Thermo Fisher Scientific Baltics, V. A. Graičiūno str. 8, Vilnius 02241, Lithuania.
Institute of Biosciences, Life Sciences Center, Vilnius University, Saulėtekio al. 7, Vilnius 10257, Lithuania.
Microb Genom. 2021 Sep;7(9). doi: 10.1099/mgen.0.000624.
Sequence-based characterization of bacterial communities has long been a hostage of limitations of both 16S rRNA gene and whole metagenome sequencing. Neither approach is universally applicable, and the main efforts to resolve constraints have been devoted to improvement of computational prediction tools. Here, we present semi-targeted 16S rRNA sequencing (st16S-seq), a method designed for sequencing V1-V2 regions of the 16S rRNA gene along with the genomic locus upstream of the gene. By analysis of 13 570 bacterial genome assemblies, we show that genome-linked 16S rRNA sequencing is superior to individual hypervariable regions or full-length gene sequences in terms of classification accuracy and identification of gene copy numbers. Using mock communities and soil samples we experimentally validate st16S-seq and benchmark it against the established microbial classification techniques.
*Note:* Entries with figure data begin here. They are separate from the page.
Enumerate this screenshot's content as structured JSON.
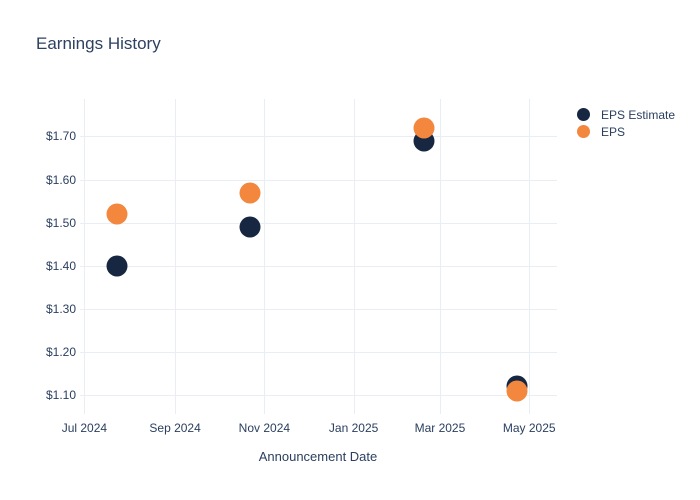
{
  "title": "Earnings History",
  "colors": {
    "background": "#ffffff",
    "text": "#2a3f5f",
    "gridline": "#e9eef5",
    "eps_estimate": "#172741",
    "eps": "#f2873d"
  },
  "legend": {
    "items": [
      {
        "label": "EPS Estimate",
        "color": "#172741"
      },
      {
        "label": "EPS",
        "color": "#f2873d"
      }
    ]
  },
  "chart_data": {
    "type": "scatter",
    "title": "Earnings History",
    "xlabel": "Announcement Date",
    "ylabel": "",
    "grid": true,
    "legend_position": "top-right",
    "x_ticks": [
      {
        "date": "2024-07-01",
        "label": "Jul 2024"
      },
      {
        "date": "2024-09-01",
        "label": "Sep 2024"
      },
      {
        "date": "2024-11-01",
        "label": "Nov 2024"
      },
      {
        "date": "2025-01-01",
        "label": "Jan 2025"
      },
      {
        "date": "2025-03-01",
        "label": "Mar 2025"
      },
      {
        "date": "2025-05-01",
        "label": "May 2025"
      }
    ],
    "y_ticks": [
      {
        "value": 1.1,
        "label": "$1.10"
      },
      {
        "value": 1.2,
        "label": "$1.20"
      },
      {
        "value": 1.3,
        "label": "$1.30"
      },
      {
        "value": 1.4,
        "label": "$1.40"
      },
      {
        "value": 1.5,
        "label": "$1.50"
      },
      {
        "value": 1.6,
        "label": "$1.60"
      },
      {
        "value": 1.7,
        "label": "$1.70"
      }
    ],
    "x_range": [
      "2024-06-28",
      "2025-05-20"
    ],
    "y_range": [
      1.056,
      1.787
    ],
    "series": [
      {
        "name": "EPS Estimate",
        "color": "#172741",
        "points": [
          {
            "date": "2024-07-23",
            "value": 1.4
          },
          {
            "date": "2024-10-22",
            "value": 1.49
          },
          {
            "date": "2025-02-18",
            "value": 1.69
          },
          {
            "date": "2025-04-23",
            "value": 1.12
          }
        ]
      },
      {
        "name": "EPS",
        "color": "#f2873d",
        "points": [
          {
            "date": "2024-07-23",
            "value": 1.52
          },
          {
            "date": "2024-10-22",
            "value": 1.57
          },
          {
            "date": "2025-02-18",
            "value": 1.72
          },
          {
            "date": "2025-04-23",
            "value": 1.11
          }
        ]
      }
    ]
  }
}
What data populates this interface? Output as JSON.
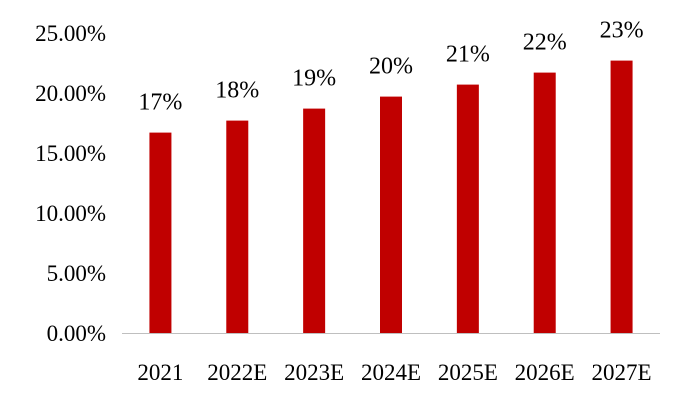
{
  "chart_data": {
    "type": "bar",
    "categories": [
      "2021",
      "2022E",
      "2023E",
      "2024E",
      "2025E",
      "2026E",
      "2027E"
    ],
    "values": [
      16.7,
      17.7,
      18.7,
      19.7,
      20.7,
      21.7,
      22.7
    ],
    "data_labels": [
      "17%",
      "18%",
      "19%",
      "20%",
      "21%",
      "22%",
      "23%"
    ],
    "y_ticks": [
      0,
      5,
      10,
      15,
      20,
      25
    ],
    "y_tick_labels": [
      "0.00%",
      "5.00%",
      "10.00%",
      "15.00%",
      "20.00%",
      "25.00%"
    ],
    "ylim": [
      0,
      25
    ],
    "grid": false,
    "legend": "none",
    "title": "",
    "xlabel": "",
    "ylabel": "",
    "bar_color": "#c00000"
  }
}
We show that st16S-seq delivers accurate estimation of 16S rRNA gene copy numbers, enables taxonomic resolution at the species level and closely approximates community structures obtainable by whole metagenome sequencing.
基于序列的细菌群落特征分析长期以来一直受到 16S rRNA 基因和全宏基因组测序的限制。这两种方法都不是普遍适用的,解决限制的主要努力都集中在改进计算预测工具上。在这里,我们提出了半靶向 16S rRNA 测序(st16S-seq),这是一种设计用于测序 16S rRNA 基因 V1-V2 区以及基因上游基因组位点的方法。通过对 13570 个细菌基因组组装的分析,我们表明,与单个高变区或全长基因序列相比,基因组相关的 16S rRNA 测序在分类准确性和基因拷贝数鉴定方面具有优势。使用模拟群落和土壤样本,我们通过实验验证了 st16S-seq,并将其与既定的微生物分类技术进行了基准测试。我们表明,st16S-seq 可以准确估计 16S rRNA 基因拷贝数,能够在物种水平上进行分类分辨率,并接近通过全宏基因组测序获得的群落结构。